Les données scientifiques seraient donc clairement menacées aux Etats-Unis ?
Pour administrer les principales agences fédérales qui recueillent et diffusent des données cruciales sur le climat et l'environnement, le président-élu Donald Trump a nommé des hommes niant les faits du changement climatique : Scott Pruitt pour l'EPA (Environmental Protection Agency), l’ancien gouverneur du Texas Rick Perry pour le ministère de l'Énergie. Ils ont dit pour l’essentiel qu’ils démontreraient leur pouvoir en démantelant des missions de base des organismes qu’ils doivent diriger. Ce qui rend plus probable l'hypothèse que les données publiques puissent être retirées.
N’êtes-vous pas paranoïaques ?
Les enjeux sont trop élevés et l'incertitude de la situation est tout simplement trop énorme. Nous sommes tous fermement convaincus qu’il vaut mieux prévenir que guérir et nous travaillons donc avec un large réseau de collaborateurs à essayer de préserver l'accessibilité, autant que possible, des données climatiques et environnementales existantes. C'est l'objectif de #DataRefuge, un projet dont le but est de s'assurer que les données aient un abri.

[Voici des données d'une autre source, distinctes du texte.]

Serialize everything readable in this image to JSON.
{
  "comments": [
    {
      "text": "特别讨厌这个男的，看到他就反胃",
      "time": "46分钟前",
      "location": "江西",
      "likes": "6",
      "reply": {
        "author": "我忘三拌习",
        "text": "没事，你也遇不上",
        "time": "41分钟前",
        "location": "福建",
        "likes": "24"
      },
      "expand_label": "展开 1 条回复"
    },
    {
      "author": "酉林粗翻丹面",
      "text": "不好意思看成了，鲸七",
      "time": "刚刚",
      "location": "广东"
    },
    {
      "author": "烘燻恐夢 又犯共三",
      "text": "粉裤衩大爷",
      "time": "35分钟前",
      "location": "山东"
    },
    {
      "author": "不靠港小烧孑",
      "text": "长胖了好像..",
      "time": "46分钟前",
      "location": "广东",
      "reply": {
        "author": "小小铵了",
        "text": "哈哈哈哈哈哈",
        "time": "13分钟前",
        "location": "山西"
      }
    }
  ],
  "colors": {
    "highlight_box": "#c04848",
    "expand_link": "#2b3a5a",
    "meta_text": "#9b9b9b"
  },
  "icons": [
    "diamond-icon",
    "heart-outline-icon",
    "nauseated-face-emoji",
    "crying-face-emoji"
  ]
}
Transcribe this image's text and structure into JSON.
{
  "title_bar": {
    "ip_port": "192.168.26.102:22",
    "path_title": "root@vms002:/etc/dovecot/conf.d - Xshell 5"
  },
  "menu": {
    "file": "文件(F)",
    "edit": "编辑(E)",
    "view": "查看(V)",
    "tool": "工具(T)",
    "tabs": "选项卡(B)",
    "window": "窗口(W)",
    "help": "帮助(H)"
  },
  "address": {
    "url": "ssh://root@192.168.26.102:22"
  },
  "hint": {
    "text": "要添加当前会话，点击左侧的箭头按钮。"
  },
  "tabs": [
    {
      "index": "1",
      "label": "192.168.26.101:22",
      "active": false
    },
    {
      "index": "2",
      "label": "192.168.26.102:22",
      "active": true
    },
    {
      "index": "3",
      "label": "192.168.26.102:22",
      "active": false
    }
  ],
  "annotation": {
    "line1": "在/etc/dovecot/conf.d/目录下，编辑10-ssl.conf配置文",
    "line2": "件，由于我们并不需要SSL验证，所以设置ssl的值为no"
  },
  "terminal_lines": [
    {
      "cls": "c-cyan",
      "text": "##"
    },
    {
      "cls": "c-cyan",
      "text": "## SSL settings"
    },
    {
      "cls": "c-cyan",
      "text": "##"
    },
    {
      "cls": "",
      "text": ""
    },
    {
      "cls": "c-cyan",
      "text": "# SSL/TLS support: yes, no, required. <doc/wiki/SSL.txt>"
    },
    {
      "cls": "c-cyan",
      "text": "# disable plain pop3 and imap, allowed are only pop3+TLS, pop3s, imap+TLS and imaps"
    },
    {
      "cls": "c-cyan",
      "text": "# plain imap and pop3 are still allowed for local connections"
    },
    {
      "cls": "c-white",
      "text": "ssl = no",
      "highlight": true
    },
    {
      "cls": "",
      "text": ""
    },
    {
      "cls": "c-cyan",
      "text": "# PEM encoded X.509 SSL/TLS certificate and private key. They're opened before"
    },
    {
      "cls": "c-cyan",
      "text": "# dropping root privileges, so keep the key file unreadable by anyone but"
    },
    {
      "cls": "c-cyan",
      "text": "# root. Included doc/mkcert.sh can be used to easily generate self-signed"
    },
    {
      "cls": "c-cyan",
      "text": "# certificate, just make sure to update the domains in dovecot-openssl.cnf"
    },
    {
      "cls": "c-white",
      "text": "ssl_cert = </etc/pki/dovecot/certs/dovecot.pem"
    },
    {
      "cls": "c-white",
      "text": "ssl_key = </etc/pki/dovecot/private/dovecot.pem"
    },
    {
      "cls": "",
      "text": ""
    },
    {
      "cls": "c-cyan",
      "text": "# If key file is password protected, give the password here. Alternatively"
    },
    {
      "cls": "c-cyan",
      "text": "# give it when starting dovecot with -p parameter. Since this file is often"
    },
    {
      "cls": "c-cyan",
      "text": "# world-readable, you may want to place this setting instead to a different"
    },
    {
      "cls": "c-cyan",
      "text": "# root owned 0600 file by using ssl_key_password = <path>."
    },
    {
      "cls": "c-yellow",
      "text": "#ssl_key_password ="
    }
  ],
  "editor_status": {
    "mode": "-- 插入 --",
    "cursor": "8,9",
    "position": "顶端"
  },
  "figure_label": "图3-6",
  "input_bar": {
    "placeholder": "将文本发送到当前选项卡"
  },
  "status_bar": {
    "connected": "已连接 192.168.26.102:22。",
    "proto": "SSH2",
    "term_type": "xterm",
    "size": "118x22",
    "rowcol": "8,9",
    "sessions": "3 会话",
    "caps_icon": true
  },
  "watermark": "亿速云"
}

Quelle est votre stratégie ?
Nous nous sommes engagés à utiliser un modèle décentralisé dans lequel les données recueillies migreront dans des serveurs situés dans de nombreux endroits aux États-Unis et à l'étranger. Nous nous inspirons du projet indépendant End of Term Harvest (La récolte de fin de mandat) qui sauvegarde des données des sites web gouvernementaux lors des passations de pouvoir présidentiel, qui utilise déjà un processus sécurisé très fiable.

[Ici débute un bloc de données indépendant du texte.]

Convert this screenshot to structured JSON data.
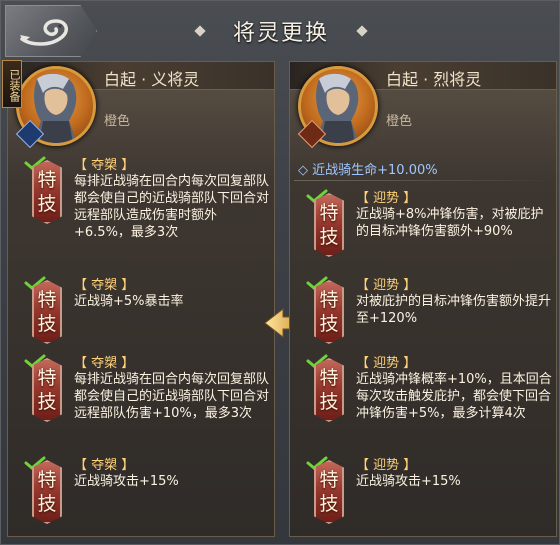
{
  "header": {
    "title": "将灵更换"
  },
  "colors": {
    "skill_name": "#ffd27a",
    "bonus": "#9fc7ff",
    "badge": "#96382e",
    "accent": "#d89a3e"
  },
  "left": {
    "equipped_tag": "已装备",
    "name": "白起 · 义将灵",
    "quality": "橙色",
    "skills": [
      {
        "badge_top": "特",
        "badge_bottom": "技",
        "name": "【 夺槊 】",
        "desc": "每排近战骑在回合内每次回复部队都会使自己的近战骑部队下回合对远程部队造成伤害时额外+6.5%，最多3次"
      },
      {
        "badge_top": "特",
        "badge_bottom": "技",
        "name": "【 夺槊 】",
        "desc": "近战骑+5%暴击率"
      },
      {
        "badge_top": "特",
        "badge_bottom": "技",
        "name": "【 夺槊 】",
        "desc": "每排近战骑在回合内每次回复部队都会使自己的近战骑部队下回合对远程部队伤害+10%，最多3次"
      },
      {
        "badge_top": "特",
        "badge_bottom": "技",
        "name": "【 夺槊 】",
        "desc": "近战骑攻击+15%"
      }
    ]
  },
  "right": {
    "name": "白起 · 烈将灵",
    "quality": "橙色",
    "bonus": "◇ 近战骑生命+10.00%",
    "skills": [
      {
        "badge_top": "特",
        "badge_bottom": "技",
        "name": "【 迎势 】",
        "desc": "近战骑+8%冲锋伤害，对被庇护的目标冲锋伤害额外+90%"
      },
      {
        "badge_top": "特",
        "badge_bottom": "技",
        "name": "【 迎势 】",
        "desc": "对被庇护的目标冲锋伤害额外提升至+120%"
      },
      {
        "badge_top": "特",
        "badge_bottom": "技",
        "name": "【 迎势 】",
        "desc": "近战骑冲锋概率+10%，且本回合每次攻击触发庇护，都会使下回合冲锋伤害+5%，最多计算4次"
      },
      {
        "badge_top": "特",
        "badge_bottom": "技",
        "name": "【 迎势 】",
        "desc": "近战骑攻击+15%"
      }
    ]
  }
}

Nous organisons des évènements "DataRescue" où nous identifions et sauvegardons les données. Depuis le 18 janvier, ces événements ont alimenté 7229 sites Web dans les archives Internet, capturé plus d'1,5 téraoctet de données et identifié 1259 jeux de données ciblées à récupérer. Ceci ne comprend pas le travail qui a été fait à l'événement LA DataRescue qui a eu lieu le 20 Janvier ou l'événement Indianapolis DataRescue qui a eu lieu le 19 Janvier.De nouveaux évènements Data Rescue ont été programmés Ann Arbor (Jan. 27-28) and New York City (Feb 4).On peut trouver toutes les informations sur le blog de la PPEH
Qui a répondu à votre appel jusqu’à présent ?
Nous avons eu des centaines d’offres d’aide et de soutien. Pas seulement des scientifiques du climat mais aussi des sciences humaines, des bibliothécaires, archivistes, des informaticiens et d’autres, et aussi du secteur privé.